Sehr geehrte(r) Fragesteller(in),
bevor ich Ihre eigentlichen Fragen beantworte, möchte ich noch kurz ein paar Ausführungen zu der Ihnen vorgeworfenen Urkundenfälschung (vgl. § 267 StGB
) machen:
Ein amtliches KfZ-Kennzeichenschild stellt zusammen mit dem Dienststempel der Zulassungsbehörde und dem Fahrzeug eine sog. „zusammengesetzte Urkunde“ dar. Durch die Verwendung des Leichtkraftradkennzeichens zusammen mit den via Post erhaltenen Plaketten und Siegel haben Sie eine „unechte Urkunde hergestellt“. Unecht war diese Urkunde deshalb, weil das Kennzeichen den Anschein erweckte, in diesem Zustand von der Zulassungsstelle ausgegeben worden zu sein, was in Wirklichkeit nicht der Fall war. Sie haben auch „zur Täuschung im Rechtsverkehr“ gehandelt. Dazu bedarf es nach herrschender Meinung (und Rechtsprechung) keiner TäuschungsABSICHT im Sinne eines „Draufankommens“ (Sie haben das Kennzeichen ja „eigentlich“ nur montiert, weil es besser ausschaute als das Original), sondern es genügt der (direkte) Wille zur Täuschung. Dieser Wille war bei Ihnen vorhanden, denn schließlich wollten Sie (zumindest auch), dass die Unechtheit des Kennzeichens bei Polizeikontrollen nicht auffällt (= Täuschung der Polizeibeamten).

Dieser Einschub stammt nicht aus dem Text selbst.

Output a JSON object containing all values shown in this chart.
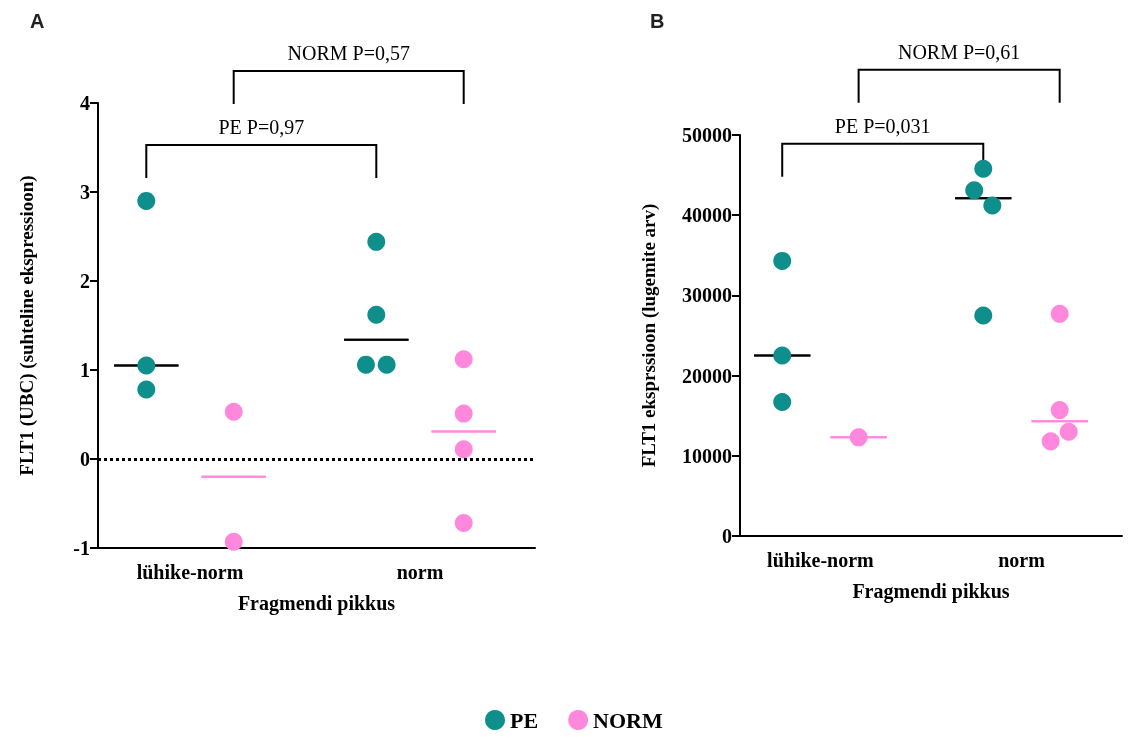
{
  "chart_data": [
    {
      "type": "scatter",
      "title": "A",
      "categories": [
        "lühike-norm",
        "norm"
      ],
      "xlabel": "Fragmendi pikkus",
      "ylabel": "FLT1 (UBC) (suhteline ekspressioon)",
      "ylim": [
        -1,
        4
      ],
      "yticks": [
        -1,
        0,
        1,
        2,
        3,
        4
      ],
      "grid": false,
      "marker": "circle",
      "legend": false,
      "ref_lines": [
        {
          "axis": "y",
          "value": 0,
          "line_style": "dotted",
          "color": "#000000"
        }
      ],
      "annotations": [
        "PE P=0,97",
        "NORM P=0,57"
      ],
      "series": [
        {
          "color": "#0e8f8c",
          "x": [
            "lühike-norm",
            "lühike-norm",
            "lühike-norm",
            "norm",
            "norm",
            "norm",
            "norm"
          ],
          "values": [
            2.9,
            1.05,
            0.78,
            2.44,
            1.62,
            1.06,
            1.06
          ]
        },
        {
          "color": "#ff88dd",
          "x": [
            "lühike-norm",
            "lühike-norm",
            "norm",
            "norm",
            "norm",
            "norm"
          ],
          "values": [
            0.53,
            -0.93,
            1.12,
            0.51,
            0.11,
            -0.72
          ]
        },
        {
          "type": "box",
          "color": "#000000",
          "boxes": [
            {
              "low": 1.05,
              "q1": 1.05,
              "median": 1.05,
              "q3": 1.05,
              "high": 1.05
            },
            {
              "low": 1.34,
              "q1": 1.34,
              "median": 1.34,
              "q3": 1.34,
              "high": 1.34
            }
          ]
        },
        {
          "type": "box",
          "color": "#ff88dd",
          "boxes": [
            {
              "low": -0.2,
              "q1": -0.2,
              "median": -0.2,
              "q3": -0.2,
              "high": -0.2
            },
            {
              "low": 0.31,
              "q1": 0.31,
              "median": 0.31,
              "q3": 0.31,
              "high": 0.31
            }
          ]
        }
      ]
    },
    {
      "type": "scatter",
      "title": "B",
      "categories": [
        "lühike-norm",
        "norm"
      ],
      "xlabel": "Fragmendi pikkus",
      "ylabel": "FLT1 eksprssioon (lugemite arv)",
      "ylim": [
        0,
        50000
      ],
      "yticks": [
        0,
        10000,
        20000,
        30000,
        40000,
        50000
      ],
      "grid": false,
      "marker": "circle",
      "legend": "bottom",
      "annotations": [
        "PE P=0,031",
        "NORM P=0,61"
      ],
      "series": [
        {
          "name": "PE",
          "color": "#0e8f8c",
          "x": [
            "lühike-norm",
            "lühike-norm",
            "lühike-norm",
            "norm",
            "norm",
            "norm",
            "norm"
          ],
          "values": [
            34300,
            22500,
            16700,
            43100,
            45800,
            41200,
            27500
          ]
        },
        {
          "name": "NORM",
          "color": "#ff88dd",
          "x": [
            "lühike-norm",
            "norm",
            "norm",
            "norm",
            "norm"
          ],
          "values": [
            12300,
            27700,
            15700,
            11800,
            13000
          ]
        },
        {
          "type": "box",
          "color": "#000000",
          "boxes": [
            {
              "low": 22500,
              "q1": 22500,
              "median": 22500,
              "q3": 22500,
              "high": 22500
            },
            {
              "low": 42100,
              "q1": 42100,
              "median": 42100,
              "q3": 42100,
              "high": 42100
            }
          ]
        },
        {
          "type": "box",
          "color": "#ff88dd",
          "boxes": [
            {
              "low": 12300,
              "q1": 12300,
              "median": 12300,
              "q3": 12300,
              "high": 12300
            },
            {
              "low": 14300,
              "q1": 14300,
              "median": 14300,
              "q3": 14300,
              "high": 14300
            }
          ]
        }
      ]
    }
  ]
}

Nun zu Ihren eigentlichen Fragen:
1. Wie lange es dauert, bis Ihnen Akteneinsicht gewährt wird, lässt sich nicht abschätzen, weil dies von Fall zu Fall ganz verschieden sein kann. Es kommt beispielsweise darauf an, wie lange die Polizei braucht, um die Akte fertigzustellen, diese dann an die Staatsanwaltschaft zu übersenden (nur diese darf Akteneinsicht gewähren), wie viel der zuständige Sachbearbeiter bei der Staatsanwaltschaft zu tun hat, etc. Ihr Verteidiger kann „Glück“ haben und die Akteneinsicht in wenigen Wochen nach Beantragung erhalten, es kann aber auch mehrere Monate dauern.

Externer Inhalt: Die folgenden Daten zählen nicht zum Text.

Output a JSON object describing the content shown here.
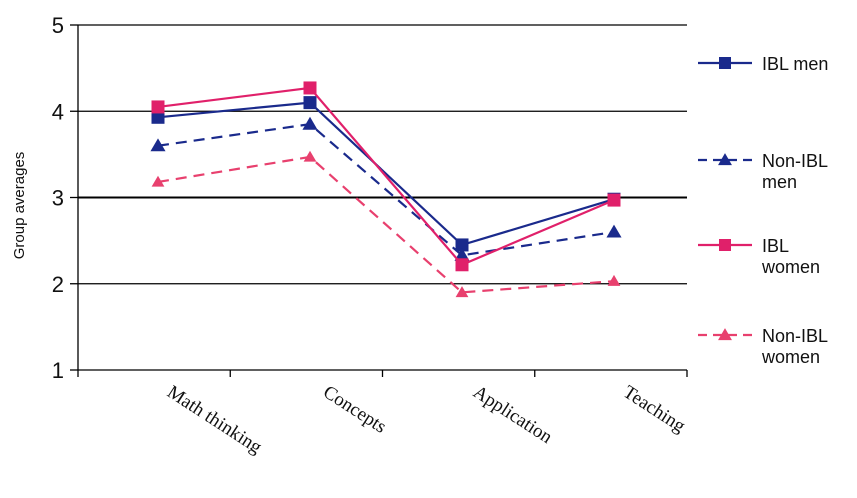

2. Eine Prognose ohne Akteneinsicht ist sehr schwierig. Eine Freiheitsstrafe OHNE Bewährung kann ich ausschließen, eine Freiheitsstrafe MIT Bewährung halte ich für sehr unwahrscheinlich. Wenn Sie verurteilt werden sollten, müssen Sie realistischerweise mit einer Geldstrafe rechnen, die in Tagessätzen (TS) ausgedrückt wird. Ein TS entspricht Ihrem monatlichen Nettoeinkommen geteilt durch 30. Bei der Anzahl der Tagessätze halte ich es für eher wahrscheinlich, dass diese jedenfalls max. 90 beträgt. Erst ab 91 TS würde in Ihrem Fall ein Eintrag in Ihr Führungszeugnis erfolgen. Sie dürften sich dann als „nicht vorbetraft“ bezeichnen.
Ich halte es aber auch nicht für ausgeschlossen, dass das Ermittlungsverfahren eingestellt wird, entweder wegen „geringer Schuld“ (eher unwahrscheinlich) oder gegen Zahlung einer Geldbuße. Sollte das Verfahren nicht eingestellt werden, kann auch ein Strafbefehl erlassen werden, den Sie dann akzeptieren können oder nicht. Nur im letzten Fall käme es dann zu einer Hauptverhandlung.
Zu Ihren Gunsten spricht insb., dass Sie nicht vorbestraft und geständig sind sowie, dass es sich letztlich um eine „Dummheit“ gehandelt hat und Sie keinerlei Vorteile durch die Verwendung des Kennzeichens hatten (das Original lag ja zu Hause).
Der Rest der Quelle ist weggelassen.